У этого человека было против Атрета единственное оружие, которое Атрет намеревался у него отобрать. Германец крепко стоял на ногах, его голос был тверд, а его лицо было подобно камню.
— У тебя мой сын. Хадасса принесла его к тебе месяца четыре назад. Я хочу его забрать.
— Хадасса, — голос Иоанна стал мягче. — Я волновался за нее. Мы не видели нашу маленькую сестру уже несколько месяцев.
— И не увидите. Она оказалась среди тех, кого посадили в темницу под ареной.
Иоанн вздрогнул, будто его ударили, и что–то пробормотал про себя.
— Хадасса сказала, что отдала моего сына какой–то вдове по имени Рицпа, — сказал Атрет. — Где мне ее найти?
— Рицпа живет в городе.
— Где именно?
Иоанн вышел к Атрету, положил свою руку ему на плечо.
— Пойдем, поговорим.
Атрет дернул плечом.
— Только скажи мне, где разыскать ту женщину, у которой мой сын.
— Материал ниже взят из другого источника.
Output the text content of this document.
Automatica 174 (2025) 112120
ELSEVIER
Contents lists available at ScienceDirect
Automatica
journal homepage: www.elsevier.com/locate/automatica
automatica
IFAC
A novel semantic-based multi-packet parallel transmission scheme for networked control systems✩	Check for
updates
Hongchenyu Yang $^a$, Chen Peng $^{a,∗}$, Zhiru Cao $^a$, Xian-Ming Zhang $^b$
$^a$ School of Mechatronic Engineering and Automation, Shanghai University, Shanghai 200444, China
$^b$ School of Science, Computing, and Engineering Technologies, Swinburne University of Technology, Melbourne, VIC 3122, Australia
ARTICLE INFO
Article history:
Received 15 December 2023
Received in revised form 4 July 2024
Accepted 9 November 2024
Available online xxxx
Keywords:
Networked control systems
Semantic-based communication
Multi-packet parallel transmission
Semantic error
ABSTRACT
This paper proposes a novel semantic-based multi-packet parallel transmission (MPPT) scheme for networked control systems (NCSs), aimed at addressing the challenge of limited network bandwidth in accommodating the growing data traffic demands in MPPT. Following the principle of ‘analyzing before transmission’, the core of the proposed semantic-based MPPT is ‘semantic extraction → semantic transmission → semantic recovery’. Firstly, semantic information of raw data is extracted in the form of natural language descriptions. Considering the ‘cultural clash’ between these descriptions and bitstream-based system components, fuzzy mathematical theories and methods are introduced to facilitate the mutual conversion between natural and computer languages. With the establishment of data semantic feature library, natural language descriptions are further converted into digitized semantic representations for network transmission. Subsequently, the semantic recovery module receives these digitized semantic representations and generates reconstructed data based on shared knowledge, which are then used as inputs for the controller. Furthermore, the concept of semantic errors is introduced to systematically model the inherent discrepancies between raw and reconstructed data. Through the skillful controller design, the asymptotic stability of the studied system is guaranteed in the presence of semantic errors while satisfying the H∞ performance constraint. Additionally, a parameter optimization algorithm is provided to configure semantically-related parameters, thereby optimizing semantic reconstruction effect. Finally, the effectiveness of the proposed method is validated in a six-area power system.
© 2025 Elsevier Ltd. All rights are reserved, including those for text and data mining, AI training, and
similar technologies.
Иоанн снова посмотрел ему в глаза.
— Когда Хадасса пришла ко мне с ребенком, она сказала, что ей приказали положить младенца на камни умирать.
— Я этого не приказывал.
— Она сказала мне, что отец отказался от ребенка.
Лицо Атрета раскраснелось. Он стиснул зубы.
— Это мой ребенок. И больше я тебе ничего не скажу.
Иоанн нахмурился.
— Хадассу бросили в темницу, потому что она принесла ко мне ребенка?
— Нет. — Безусловно, когда Хадасса проявила непослушание, не бросив ребенка умирать, это могло быть достаточным основанием, чтобы Юлия отправила ее на арену. Атрет в этом не сомневался. Но, насколько ему было известно, Юлия не знала о том, что ее сын жив. Она могла осудить Хадассу за все, что угодно, просто по своему капризу. Атрет единственный знал о том, что случилось с Хадассой.